第35泳

「グリン、元気でね! 有名人さんのところで、めっちゃ綺麗になるからさ、そしたら、写真集、あげちゃうかも。たぶんね!」

 希望にキラキラと輝く深緑色の瞳で、ユキはにっこり笑ってみせた。その微笑みは黄金色の髪に演出されて、なおさらあどけなく、素直で健康だ。


「おれは大きくなるよ、ユキ!」

 リムは将来への展望を、お別れの挨拶がわりにした。マリンの家から始終、ユキのワクワクに満ちた話を聞かされていたので、自分もそのような気持ちになっていたのだった。


「じゃあ、元気で」

 グリンは、北へ向かう出口の、暗い穴の中に消えていく。


 後ろ姿を見送った後、ユキは街を遠く見下ろしながら、少し運動することにした。といっても、街には小さな人魚たちもいるので、外洋でするように力強く水をかくのは憚られる。

 体を動かしたいが、十分な場所がない。そのようなとき、人魚たちは三日月のように体をうんと反らせて、その場でぐるりぐるりと回るのだ。自分の尾を掴むとか、色々とバリエーションはあるが、人間でいうところの「伸び」のようなものだ。

 肩や胸の動きも良くなる上、泳力向上も見込めるとあって、この街では外洋に出る前に、よくこれを練習する。


 ユキは綺麗になれることに夢中で浸って、喜びが体中をめぐって抑えられないでいた。
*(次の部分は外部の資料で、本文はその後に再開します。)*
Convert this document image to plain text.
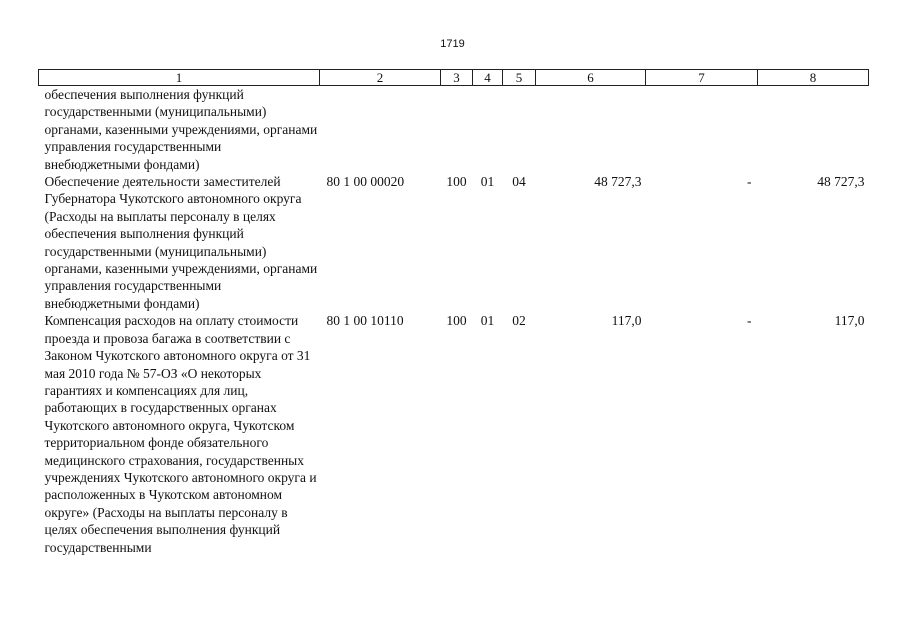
1719
1	2	3	4	5	6	7	8
обеспечения выполнения функций государственными (муниципальными) органами, казенными учреждениями, органами управления государственными внебюджетными фондами)							
Обеспечение деятельности заместителей Губернатора Чукотского автономного округа (Расходы на выплаты персоналу в целях обеспечения выполнения функций государственными (муниципальными) органами, казенными учреждениями, органами управления государственными внебюджетными фондами)	80 1 00 00020	100	01	04	48 727,3	-	48 727,3
Компенсация расходов на оплату стоимости проезда и провоза багажа в соответствии с Законом Чукотского автономного округа от 31 мая 2010 года № 57-ОЗ «О некоторых гарантиях и компенсациях для лиц, работающих в государственных органах Чукотского автономного округа, Чукотском территориальном фонде обязательного медицинского страхования, государственных учреждениях Чукотского автономного округа и расположенных в Чукотском автономном округе» (Расходы на выплаты персоналу в целях обеспечения выполнения функций государственными	80 1 00 10110	100	01	02	117,0	-	117,0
それだから、街にかすかに流れるコーラスなどは、全く耳に入らない。


「かみのけ、まるで、あおみどろ」


 ぶあつい音に、澄んだ声が乗っている。聞いて楽しむものには違いないが、立体的な感じでさえある。

 そんな歌声を聞いて、観劇好きの人魚たちは大慌てだ。地下の観劇場へ続く小さなドアめがけて、何人も泳いでいく。

「大変、もう始まってる!」

「まだ間に合う!」

「今日の演目はなんだったっけ」

「『みにくい男の人魚のはなし』だよ!」


 駆け込んだ誰かが、観劇場のドアを閉め忘れた。

 漏れる歌声が、いっそうはっきりと響きだす。


「かみのけ、まるで、あおみどろ。べたべたいっぱい、かくしてる」


「ふとくてほそい、なが、みじか。ゆびもいろいろちがってる」


「アゴでたオコゼ、ないまゆげ、しんじゅのこつぶの、めをしてる」


「みにくい、みにくい、にんぎょのおとこ」


 胸いっぱいの希望を抱え、気持ち良さそうな微笑みすら浮かべて、ユキは美しい弧を描き続けている。